T.C.A., Inc.; Stephen Lawrence; Effie Pappas
Two principal officials of a collection agency, T.C.A., paid $25,000 in civil penalties to settle allegations that they violated the Fair Debt Collection Practices Act when they or their collectors used abusive and deceptive practices in attempting to collect debts from consumers. The settlement originally imposed a $100,000 judgment, but $75,000 was suspended if the remaining $25,000 was paid by a certain date.

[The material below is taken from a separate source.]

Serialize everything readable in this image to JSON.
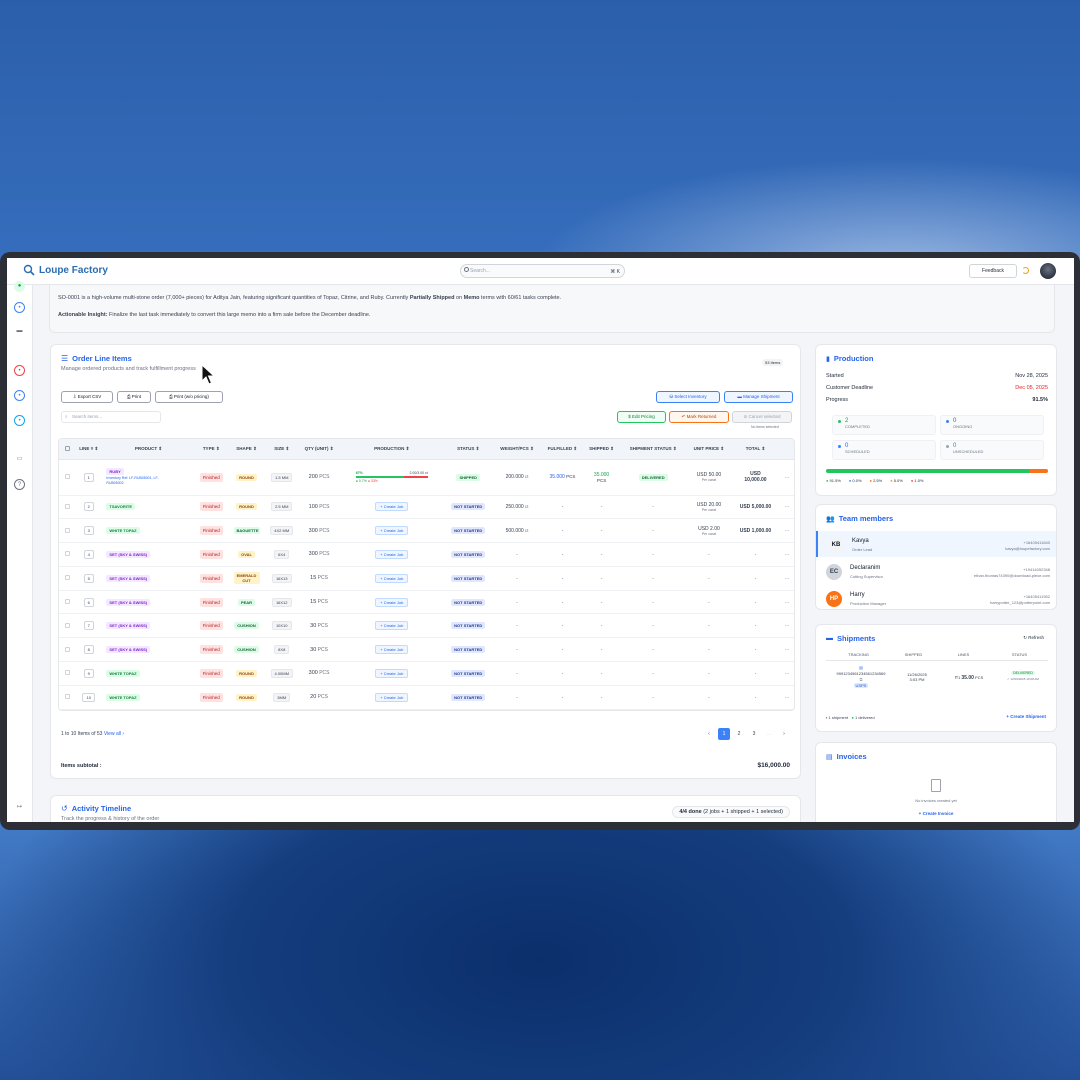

In addition to requiring the civil penalties, the consent order permanently enjoins the defendants from engaging in further violations of the Act.
Tower Loan of Mississippi, Inc.
Tower Loan, a consumer loan and finance company, agreed to pay close to $380,000 to settle allegations that it violated a 1992 Commission order, which had settled earlier allegations that the company did not include the costs of credit-related insurance when making loan disclosures to consumers. The Commission alleged that Tower Loan failed to make full redress payments to its customers as required by the earlier order and that it incorrectly described how it calculated redress in a report to the Commission. The current consent decree requires Tower Loan to pay almost $280,000 to make full consumer redress and to pay a civil penalty of $100,000.
United Compucred Collections, Inc.; Arthur B. Stineman
United Compucred and its president are permanently banned from sending out "attorney" letters under a consent order settling allegations that they violated the terms of two previous Commission orders. The previous orders were issued against the debt collection agency in 1976 and 1980 for allegedly making deceptive threats of legal action and misleading references to attorneys in debt collection letters sent to consumers. The current order prohibits the defendants from violating any provisions of the two previous orders and from violating the Fair Debt Collection Practices Act. It requires the company and Arthur Stineman to pay civil penalties of $55,000 and $5,000, respectively.
Venus Enterprises, Inc.; Balram Hingorani
Venus Enterprises, an importer of women's clothes, and company president Balram Hingorani agreed to pay a $4,000 civil penalty to settle allegations that the company mislabeled the care instructions on various garments made of rayon. The clothes shrank significantly when consumers hand-washed them as instructed, the Commission said. The consent order prohibits the defendants from violating the Care Labeling Rule in the future.
WestPoint-Stevens, one of the biggest textile manufacturers in the United States, agreed to settle allegations that it violated the Textile Fiber Products Identification Act by misbranding the sheets and towels it manufactures and sells. The company allegedly indicated that its sheets and towels were made entirely of Pima cotton (a premium cotton) when, in fact, the products contained only 6% to 50% Pima cotton. In addition, according to the Commission, the company furnished a false guarantee that its textile products were not misbranded under the Textile Act. The company is required to pay a $360,000 civil penalty, the largest civil penalty even obtained in a Textile Act case, and is prohibited from future violations of the Act.